When it comes to finding out which (or what) was the first skateboard to be sold to the public, the answer is: we’ll probably never know unless someone spends years researching.
It is easy to find inventors and companies claiming the fame, but finding the real first commercially produced skateboard is definitely not that easy. For its first edition, the magazine Skateboarder published a full page advert by Skee Skate of California saying: “This is it! The skateboard that started all!”
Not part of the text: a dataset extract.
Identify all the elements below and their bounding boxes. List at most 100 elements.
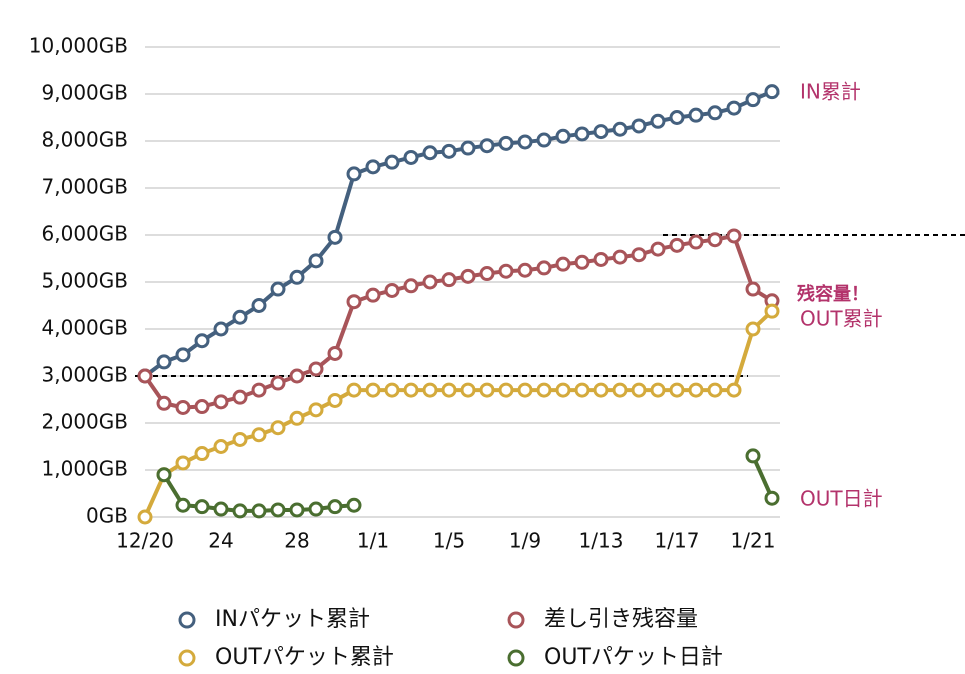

Many collectors and historians agree on the fact that the eponymous skateboard launched by the Roller Derby Skate Corporation was the first skateboard produced on a mass production scale. However, no one could prove it. The Roller Derby was a board made from wood, with a rounded tip on one end and modified roller-skate wheels attached on the other end. It didn’t have concave forms and no grip as well. Just a shiny red paint all over it. Many fans states that the Roller Derby was launched in the late 50s, but the company itself keep saying that their board was first out in 1963.
The current vice president of Roller Derby, David Kennedy, published a nine pages promotional brochure from 1964 to respond to the allegations. Jim Scheller, Roller Derby vice-president at the time began working for the company in 1957.
Scheller says: “I do not remember seeing any of our skateboard in 1959. I believe that the first skateboard we produced was out in late 1963 or early 1964. The idea came from a guy named Sloniger who was our warehouse manager in California back in the days. All we had to do was a little reorganization of the plant in Litchfield, but not too much, and that was how we started our business. A very good business”.
Roller Derby might not be the company having produced the first commercial skateboard, but it might have been the first one to mass produce their boards as many skateboarders still ride them today!